Emergency Conditions, Emergency Measures
Lacking non-divisional artillery, MacArthur asked the Joint Chiefs on 19 July to send him light, medium, and heavy artillery battalions. He asked for six 155-mm. howitzer Battalions, self-propelled, as the first shipment. He also asked for an artillery group headquarters and a field artillery observation battalion. He pointed out that his division commanders in Korea would be forced, by the extensive frontages, broken terrain, and the limited road nets, to employ their divisions by separate RCT's. With a projected American force in Korea, based upon JCS approved deployments as of that date, of 4 Army divisions and 1 Marine RCT, there would be 13 American regiments available in Korea.
At least ten of these regiments could normally be expected to be in the front lines at any given time. Since only four battalions of 155-mm. howitzers would be present with division artillery units, six more battalions would be required if each of the ten regiments was to have a medium artillery battalion when it was used as an RCT.
Two 8-inch howitzer battalions and the 155-mm. guns would be required for general support along the whole front. Light battalions could either reinforce division artillery units, or, if desirable, be committed in support of South Korean units. General MacArthur noted that the profitable extent to which American artillery should be used in support of South Korean forces was under study by his staff.
He received no immediate reply and asked again, only four days later [23rd], for early arrival of the artillery urgently needed in Korea. [05-59]
The General Reserve, weak in all its components, was particularly deficient in non-divisional field artillery. Only eleven battalions were in the United States and all were below war strength.
Only four 105-mm. howitzer battalions,
five 155-mm: howitzer battalions,
one 155-mm. gun battalion, and
one 8-inch howitzer battalion
could be expected to be partially effective. But Washington Army officials ordered three of the 155-mm. howitzer battalions, the 8-inch howitzer battalion, an observation battalion, and the 5th Field Artillery Group headquarters to Korea. [05-60]
[05-60] (1) Memo, Gen. Bolte for Gen. Collins, 9 Jul. 50, sub: Strength and training Status, FA Units, in G-3, DA files. Blue Book, vol.

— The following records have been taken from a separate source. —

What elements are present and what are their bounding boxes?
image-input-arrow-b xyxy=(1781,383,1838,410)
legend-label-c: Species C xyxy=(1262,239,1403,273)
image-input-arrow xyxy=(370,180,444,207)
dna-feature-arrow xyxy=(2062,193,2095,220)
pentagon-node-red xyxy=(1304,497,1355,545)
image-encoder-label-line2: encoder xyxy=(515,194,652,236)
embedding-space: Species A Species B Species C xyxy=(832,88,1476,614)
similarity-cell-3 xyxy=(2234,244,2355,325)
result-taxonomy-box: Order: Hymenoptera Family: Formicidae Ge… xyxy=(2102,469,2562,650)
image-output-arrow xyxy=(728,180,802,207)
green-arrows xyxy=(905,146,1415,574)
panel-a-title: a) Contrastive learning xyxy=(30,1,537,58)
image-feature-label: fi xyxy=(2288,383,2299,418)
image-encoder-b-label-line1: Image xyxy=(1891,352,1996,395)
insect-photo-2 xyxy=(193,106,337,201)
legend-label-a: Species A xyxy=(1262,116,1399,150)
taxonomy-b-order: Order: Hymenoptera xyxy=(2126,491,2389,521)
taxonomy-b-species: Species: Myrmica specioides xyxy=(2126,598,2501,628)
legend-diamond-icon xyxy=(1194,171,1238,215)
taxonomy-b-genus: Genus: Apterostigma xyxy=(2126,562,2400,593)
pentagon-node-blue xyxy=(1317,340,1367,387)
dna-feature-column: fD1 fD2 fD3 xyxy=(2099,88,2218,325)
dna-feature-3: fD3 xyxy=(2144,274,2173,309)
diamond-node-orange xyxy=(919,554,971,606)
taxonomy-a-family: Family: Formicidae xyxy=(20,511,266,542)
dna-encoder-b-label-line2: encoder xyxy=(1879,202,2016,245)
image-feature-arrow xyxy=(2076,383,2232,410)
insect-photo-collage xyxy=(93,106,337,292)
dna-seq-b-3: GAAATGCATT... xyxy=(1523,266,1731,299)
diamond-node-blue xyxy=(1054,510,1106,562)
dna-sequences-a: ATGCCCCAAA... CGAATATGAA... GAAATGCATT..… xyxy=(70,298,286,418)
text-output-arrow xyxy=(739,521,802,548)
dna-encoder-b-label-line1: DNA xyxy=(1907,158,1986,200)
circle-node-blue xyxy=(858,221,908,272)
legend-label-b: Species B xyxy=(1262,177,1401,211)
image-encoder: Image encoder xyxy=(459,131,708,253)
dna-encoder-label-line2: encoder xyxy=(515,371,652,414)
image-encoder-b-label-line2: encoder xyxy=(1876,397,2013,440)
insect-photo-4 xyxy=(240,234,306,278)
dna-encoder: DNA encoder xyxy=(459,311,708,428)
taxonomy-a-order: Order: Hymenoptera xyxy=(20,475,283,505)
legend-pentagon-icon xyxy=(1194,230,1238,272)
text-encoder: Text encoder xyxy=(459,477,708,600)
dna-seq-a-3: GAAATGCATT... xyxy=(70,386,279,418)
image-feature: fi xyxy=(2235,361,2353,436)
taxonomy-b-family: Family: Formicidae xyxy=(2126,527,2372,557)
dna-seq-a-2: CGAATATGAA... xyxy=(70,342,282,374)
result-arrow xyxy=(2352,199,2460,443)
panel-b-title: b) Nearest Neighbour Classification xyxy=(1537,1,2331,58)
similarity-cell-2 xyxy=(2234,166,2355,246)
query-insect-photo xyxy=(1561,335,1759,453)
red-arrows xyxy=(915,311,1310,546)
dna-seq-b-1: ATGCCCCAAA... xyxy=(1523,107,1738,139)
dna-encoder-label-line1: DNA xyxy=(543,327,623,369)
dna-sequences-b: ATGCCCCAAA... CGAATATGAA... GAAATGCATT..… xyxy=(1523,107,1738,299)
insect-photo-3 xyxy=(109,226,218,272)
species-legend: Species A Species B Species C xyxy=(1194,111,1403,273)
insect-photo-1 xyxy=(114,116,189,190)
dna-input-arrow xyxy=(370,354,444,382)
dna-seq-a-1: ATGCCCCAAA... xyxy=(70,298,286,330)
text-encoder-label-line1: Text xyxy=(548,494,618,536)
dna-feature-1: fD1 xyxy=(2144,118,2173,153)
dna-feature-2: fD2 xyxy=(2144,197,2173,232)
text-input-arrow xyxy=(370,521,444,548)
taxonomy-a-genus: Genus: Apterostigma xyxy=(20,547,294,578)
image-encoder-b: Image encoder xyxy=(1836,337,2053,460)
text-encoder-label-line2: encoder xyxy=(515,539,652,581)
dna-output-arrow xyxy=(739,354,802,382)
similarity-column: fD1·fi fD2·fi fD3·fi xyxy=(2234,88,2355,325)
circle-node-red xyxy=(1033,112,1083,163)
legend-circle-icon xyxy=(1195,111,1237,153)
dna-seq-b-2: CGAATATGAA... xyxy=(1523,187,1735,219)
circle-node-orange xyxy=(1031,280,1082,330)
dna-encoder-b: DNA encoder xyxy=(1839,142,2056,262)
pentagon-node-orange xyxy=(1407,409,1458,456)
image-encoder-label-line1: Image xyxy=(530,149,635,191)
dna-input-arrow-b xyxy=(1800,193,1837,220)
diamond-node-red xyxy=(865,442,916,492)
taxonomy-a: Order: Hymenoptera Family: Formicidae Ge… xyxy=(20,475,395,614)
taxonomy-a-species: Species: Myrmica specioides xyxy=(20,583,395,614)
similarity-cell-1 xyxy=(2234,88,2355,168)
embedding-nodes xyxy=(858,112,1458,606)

II, Status of Units and Equipment. (2) Rad, WAR 86427, DA to Continental Army Comdrs, Info to CINCFE, 18 Jul. 50. (3) Rad, WAR 86558. DA to CINCFE, 20 Jul. 50.
19500723 0500 ap 20 July 1950
General MacArthur protested vigorously upon being told that only five artillery battalions of the fifteen he had requested could be furnished him. He pointed out that fifteen battalions were an essential minimum based on ten infantry regiments fighting on the line at any given time.
He had now decided that there should be twelve U.S. regiments in action at all times. "Beyond doubt," he predicted, "the destruction of the North Korean forces will require the employment of a force equivalent at least to six United States infantry divisions in addition to ROK ground forces."
Fighting in World War II had proven conclusively, according to him, that a field army could sustain a successful offensive against a determined enemy, particularly over difficult terrain, only if it had non-divisional artillery in the ratio of at least one for one as compared to division artillery.
While General MacArthur did not spell out these latest requirements, he implied that twenty-four battalions of non-divisional artillery would be needed. He recommended that, since the necessary battalions were not available, they be activated and "an intensive training program of appropriate scale be set in motion at once." [05-61]
[05-61] Rad, CX 58750, CINCFE to DA, 26 Jul. 50.
Without an adequate support base behind the battle line in Korea and in the larger service area in Japan, the fighting units could not sustain their desperate defense, much less attack.
Although the greatest emphasis was placed on infantry, artillery, armored, and other combat-type units and soldiers during July, the demand for service units and troops increased steadily.
Technical service units to supply front-line soldiers, to repair damaged weapons and equipment, to keep communications in operation, and to perform the hundreds of vital support operations required by a modern army, had been at a premium in the FEC when the war broke out.
Japanese specialists and workmen performed in large part the peacetime version of service support for the Far East Command. The few available service units had been depleted when specialists and other trained men had been handed rifles and sent to fight as infantry.
Some types of combat and non-combat support were needed more immediately than other types. In view, for instance, of the hundreds of tons of ammunition of all types on its way to the Far East Command for the Korean fighting, ordnance specialists qualified to handle ammunition were needed at once.